"That makes sense."
I stared at the beer in my hands, the torn label, the ring of condensation it left on my knee.
"I don't know what I'm going to do," I said. "But I think I'm getting closer to knowing."
Derek raised his beer and tapped it against mine.
"Okay, then," he said. He stood, stretched, and squeezed my shoulder on his way past. "Don't stay up too late."
"Yeah."
"And Red?" He paused at the bottom of the stairs. "I'm glad you told me."
"Me too."
He went upstairs. The landing creaked once, then a door closed, and the room was still.
My phone buzzed.
Joel: you still awake?
I stared at the screen for a long moment. Then typed back.
Red: yeah. video call?
The phone rang thirty seconds later.
Joel's face filled the screen, half-lit by the lamp on his nightstand. He was in bed, propped against the headboard, and Wonton was curled in his lap like a fat orange loaf. His hair was messy and his eyes were tired, but his mouth curved when he saw me, the corners lifting before he caught himself and tried to flatten it into something less obvious. He failed.
"Hey," he said.
"Hey."
"Happy birthday." He scratched behind Wonton's ears. The cat's eyes narrowed into slits of pure contentment. "How was the party?"

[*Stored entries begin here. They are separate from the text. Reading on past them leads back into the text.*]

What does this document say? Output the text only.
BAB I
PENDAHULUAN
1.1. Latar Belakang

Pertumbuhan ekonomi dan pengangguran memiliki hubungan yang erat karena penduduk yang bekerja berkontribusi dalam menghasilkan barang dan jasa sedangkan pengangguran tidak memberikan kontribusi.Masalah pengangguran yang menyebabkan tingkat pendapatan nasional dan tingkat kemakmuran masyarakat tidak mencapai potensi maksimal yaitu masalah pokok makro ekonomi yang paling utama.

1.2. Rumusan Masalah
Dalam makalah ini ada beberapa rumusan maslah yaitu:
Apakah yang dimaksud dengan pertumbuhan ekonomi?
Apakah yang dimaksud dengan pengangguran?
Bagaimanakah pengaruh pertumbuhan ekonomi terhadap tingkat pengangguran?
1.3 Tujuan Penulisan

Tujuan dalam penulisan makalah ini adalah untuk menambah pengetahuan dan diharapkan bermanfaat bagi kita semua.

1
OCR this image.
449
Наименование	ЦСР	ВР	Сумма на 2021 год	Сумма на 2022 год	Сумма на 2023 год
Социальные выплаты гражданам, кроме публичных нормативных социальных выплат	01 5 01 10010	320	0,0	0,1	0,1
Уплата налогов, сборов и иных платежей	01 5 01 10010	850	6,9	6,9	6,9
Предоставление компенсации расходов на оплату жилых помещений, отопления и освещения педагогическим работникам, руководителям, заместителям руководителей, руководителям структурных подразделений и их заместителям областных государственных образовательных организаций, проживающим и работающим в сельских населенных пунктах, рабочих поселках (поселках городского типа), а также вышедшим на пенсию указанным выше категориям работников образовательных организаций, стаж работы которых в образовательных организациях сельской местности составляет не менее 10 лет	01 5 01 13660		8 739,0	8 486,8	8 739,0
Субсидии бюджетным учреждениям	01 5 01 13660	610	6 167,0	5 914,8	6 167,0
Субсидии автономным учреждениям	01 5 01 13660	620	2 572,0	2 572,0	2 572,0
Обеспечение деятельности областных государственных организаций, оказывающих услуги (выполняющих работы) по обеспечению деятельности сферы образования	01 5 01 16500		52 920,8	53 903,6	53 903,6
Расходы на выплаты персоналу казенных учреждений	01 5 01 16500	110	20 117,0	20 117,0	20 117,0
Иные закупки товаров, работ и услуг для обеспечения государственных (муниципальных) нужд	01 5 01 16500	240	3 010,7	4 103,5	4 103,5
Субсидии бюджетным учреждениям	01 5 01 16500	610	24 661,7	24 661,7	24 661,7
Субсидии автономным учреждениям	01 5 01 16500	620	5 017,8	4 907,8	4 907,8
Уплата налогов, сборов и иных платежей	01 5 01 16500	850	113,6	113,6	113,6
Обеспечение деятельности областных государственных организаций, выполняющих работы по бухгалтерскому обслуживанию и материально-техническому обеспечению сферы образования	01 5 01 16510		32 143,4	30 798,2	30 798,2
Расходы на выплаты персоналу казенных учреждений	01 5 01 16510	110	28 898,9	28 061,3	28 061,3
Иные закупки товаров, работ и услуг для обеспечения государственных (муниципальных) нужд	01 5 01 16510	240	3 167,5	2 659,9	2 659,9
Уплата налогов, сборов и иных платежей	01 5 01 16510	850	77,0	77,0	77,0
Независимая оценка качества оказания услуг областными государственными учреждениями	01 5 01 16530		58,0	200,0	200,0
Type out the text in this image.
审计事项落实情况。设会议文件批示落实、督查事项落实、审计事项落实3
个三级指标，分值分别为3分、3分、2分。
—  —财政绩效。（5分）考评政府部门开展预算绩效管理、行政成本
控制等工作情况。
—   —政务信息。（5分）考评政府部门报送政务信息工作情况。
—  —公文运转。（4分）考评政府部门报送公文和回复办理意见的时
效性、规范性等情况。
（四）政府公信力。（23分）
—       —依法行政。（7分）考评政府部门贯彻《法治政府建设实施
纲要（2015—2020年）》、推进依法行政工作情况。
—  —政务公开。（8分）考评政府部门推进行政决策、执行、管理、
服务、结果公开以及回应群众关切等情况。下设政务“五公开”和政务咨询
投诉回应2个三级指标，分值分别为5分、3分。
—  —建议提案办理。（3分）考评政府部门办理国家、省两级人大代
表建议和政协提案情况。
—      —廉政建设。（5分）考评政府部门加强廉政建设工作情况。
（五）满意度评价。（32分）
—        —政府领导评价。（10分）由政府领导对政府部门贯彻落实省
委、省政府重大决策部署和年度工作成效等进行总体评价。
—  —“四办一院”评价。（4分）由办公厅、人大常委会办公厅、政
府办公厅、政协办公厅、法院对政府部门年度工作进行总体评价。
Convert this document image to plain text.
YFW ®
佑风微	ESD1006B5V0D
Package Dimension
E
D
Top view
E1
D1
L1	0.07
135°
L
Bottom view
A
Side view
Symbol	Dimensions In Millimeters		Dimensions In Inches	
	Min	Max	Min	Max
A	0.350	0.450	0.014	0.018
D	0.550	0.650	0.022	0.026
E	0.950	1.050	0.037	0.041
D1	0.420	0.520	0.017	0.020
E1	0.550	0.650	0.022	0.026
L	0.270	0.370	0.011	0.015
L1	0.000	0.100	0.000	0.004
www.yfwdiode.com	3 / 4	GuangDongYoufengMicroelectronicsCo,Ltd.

"Good. Ro and Chase came."
"Yeah? How are they?"
"Happy. Disgustingly happy." I stretched out on my side on the couch and propped my phone against a beer bottle on the coffee table. "Ukko's fat."
"Ukko was always fat."
"Fatter."
Joel's mouth twitched, and the tired lines around his eyes softened. "I have your present."
"You actually got me something?"
"I said I did." He shifted, disturbing Wonton, who gave him a look of profound betrayal. Joel reached off-screen and came back with a black box. "It's not wrapped. I didn't have time."
"I don't care about wrapping."
He opened the box and held it up to the camera. Inside was a grooming kit in dark Italian leather. Razor, brush, small scissors, everything fitted into its own slot.
"So you stop stealing mine," Joel said.
I laughed. "I didn't steal it. I borrowed it."